Дорога окончательно растворилась в ивняке, Федор не стал останавливаться, через заросли продавились к берегу.

— Здравствуй, молодость, — объявил Федор. — Вот мы и дома…

Я не узнавал пляж. Он плотно зарос мелким кустарником, песок остался узкой полосой у воды, поперек реки был натянут трос, на котором болтались обрывки елок. От упавшего дерева не осталось ничего, да и высокий берег стоптался.

— Я же говорил — все подержанное, — сказал Федор. — Там, где пели ручьи, нынче прах и зола…

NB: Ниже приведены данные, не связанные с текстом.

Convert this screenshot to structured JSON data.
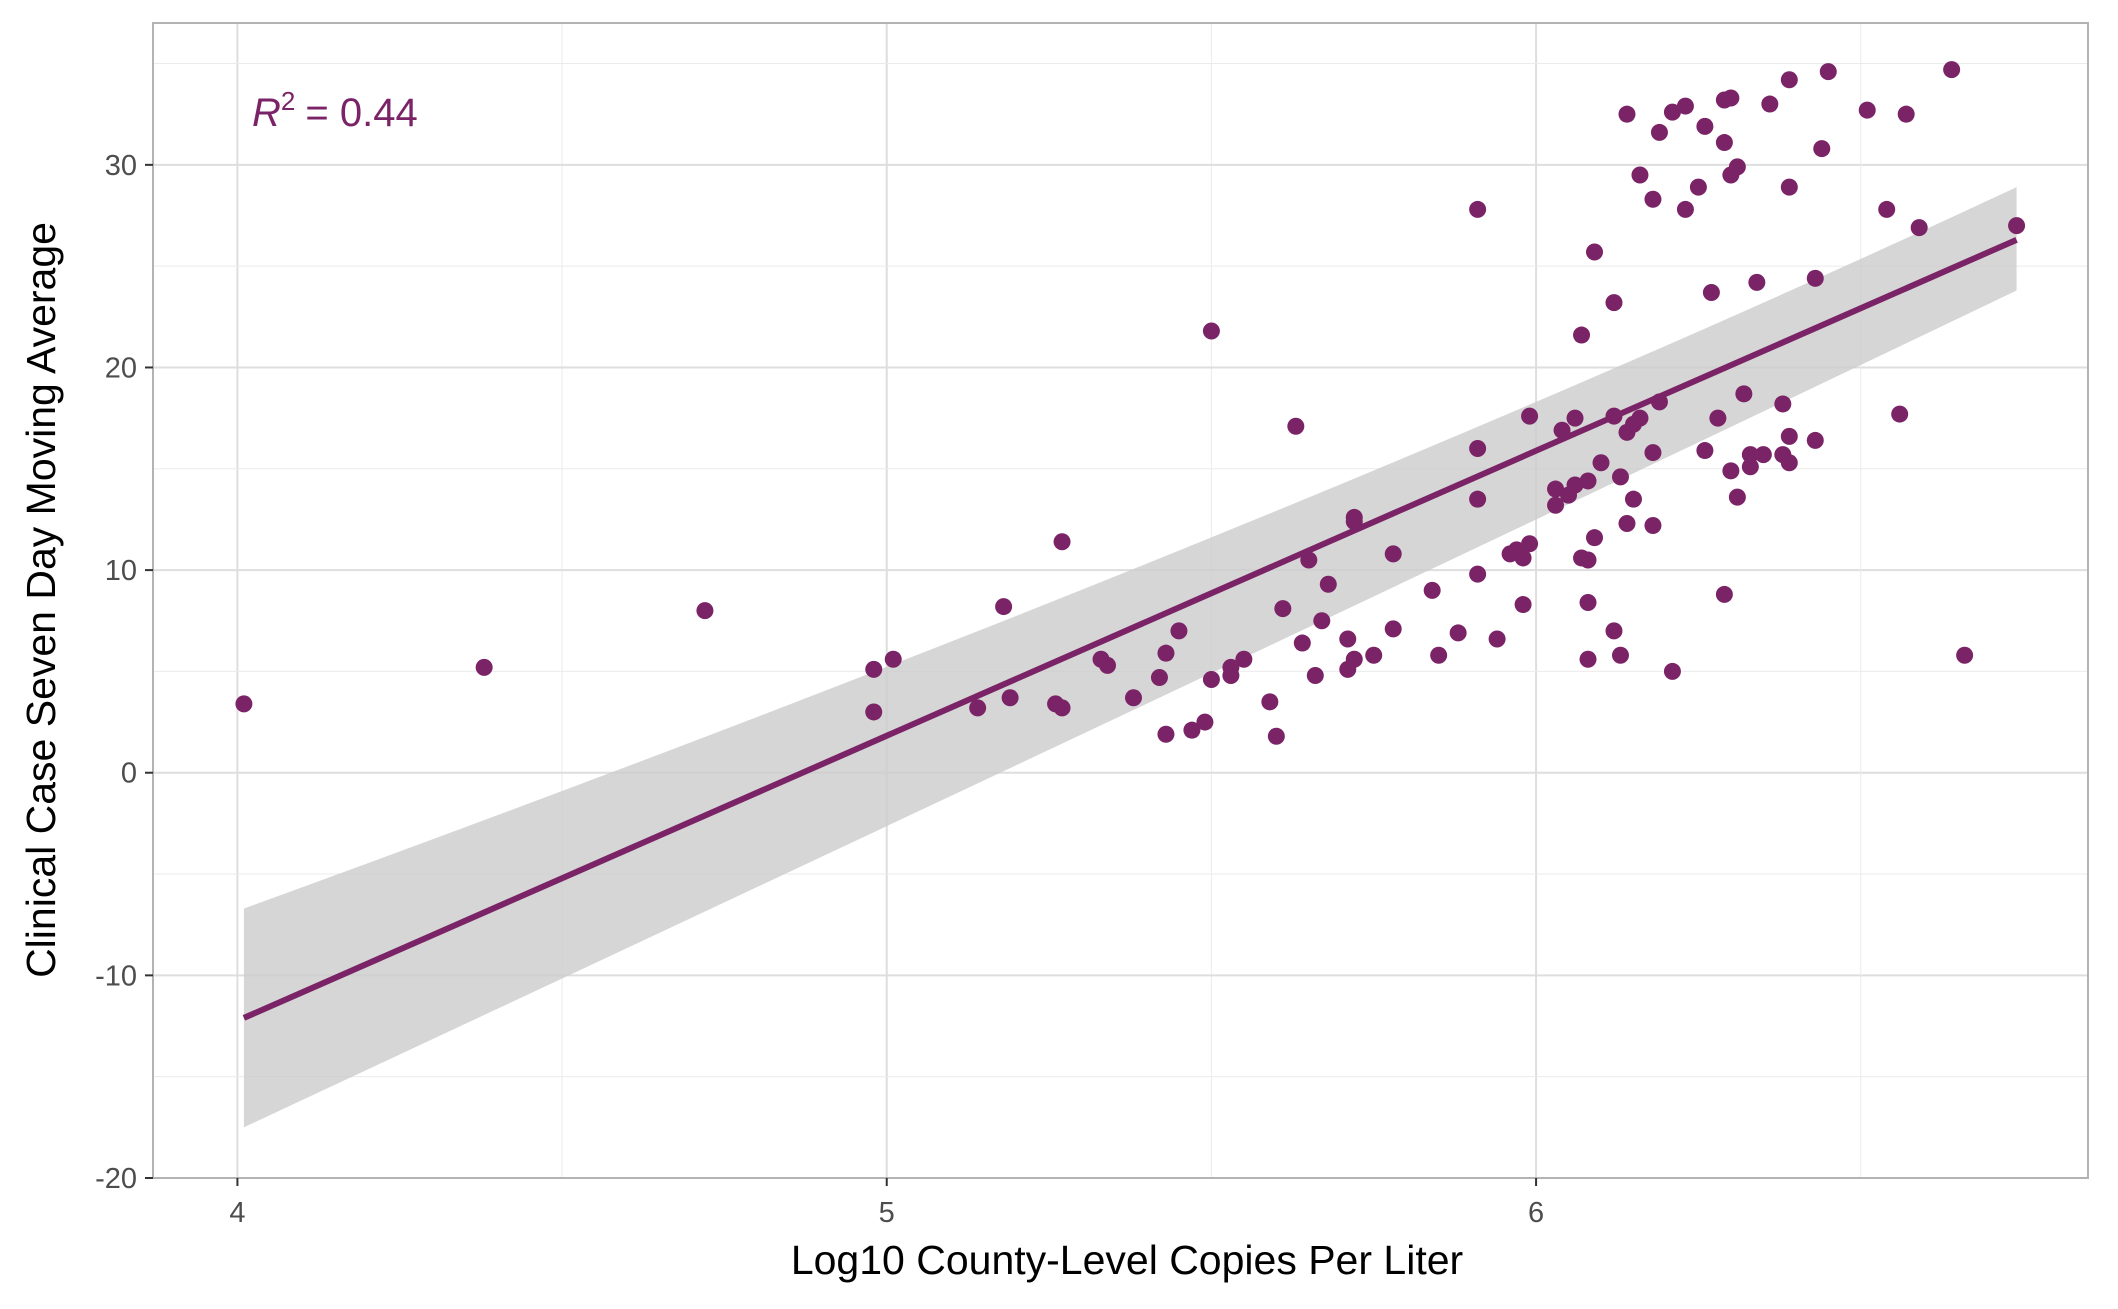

Он выгрузил из «буханки» коробки, собрал мангал, накидал в него сушняка, попробовал поджечь. С ходу не получилось, Федор открыл бутылку пива, стал пить и уныло зажигать спички.

Роман оглядывался.

Федор еще раз попытался разжечь мангал, не получилось, Федор сказал:

— Мужики, чет мне с этими шашлыками не хочется возёкаться. У меня есть идея…

Федор достал из сумки рулон фольги, свернул кулек вокруг локтя.

— По бабушкиным рецептам, — пояснил Федор.

Он насыпал в кулек маринованного мяса, завернул, утрамбовал, обернул еще несколькими слоями фольги, скатал в шар.

— Надо обмазать глиной, — посоветовал Роман.

— Я бы обмазал, — согласился Федор. — Но глины нет, придется так.

Федор выкопал в песке яму, кинул в нее шар, слегка присыпал песком.

— Так с одной стороны сырое получится, — сказал Роман.

— Получается как надо, — заверил Федор. — Я сто раз так делал, быстро и вкусно…

Федор сложил поверх шара костер и снова попытался разжечь.

— Влажность повышенная, — сказал Федор. — Сейчас… Берите пиво.

Он кинул мне и Роману по банке, а сам принес из «буханки» канистру и плеснул из нее на дрова.

— Вонять же будет, — сказал я.

— Ничего не будет, — отмахнулся Федор. — Там все герметично закупорено.

Федор бросил спичку. Костер загорелся. Я открыл банку. Пиво оказалось холодным и крепким, Федор не обманул.

— Кристинка, конечно, обломалась, — подмигнул Федор. — Был ты у нас, Витенька, мудачок-мудачок, а теперь Салтыков-Щедрин… Помнишь, у нее раньше были треугольные сиськи?

— Нет, — сказал я.

— А я помню. Знаешь, у некоторых баб треугольные сиськи всю жизнь…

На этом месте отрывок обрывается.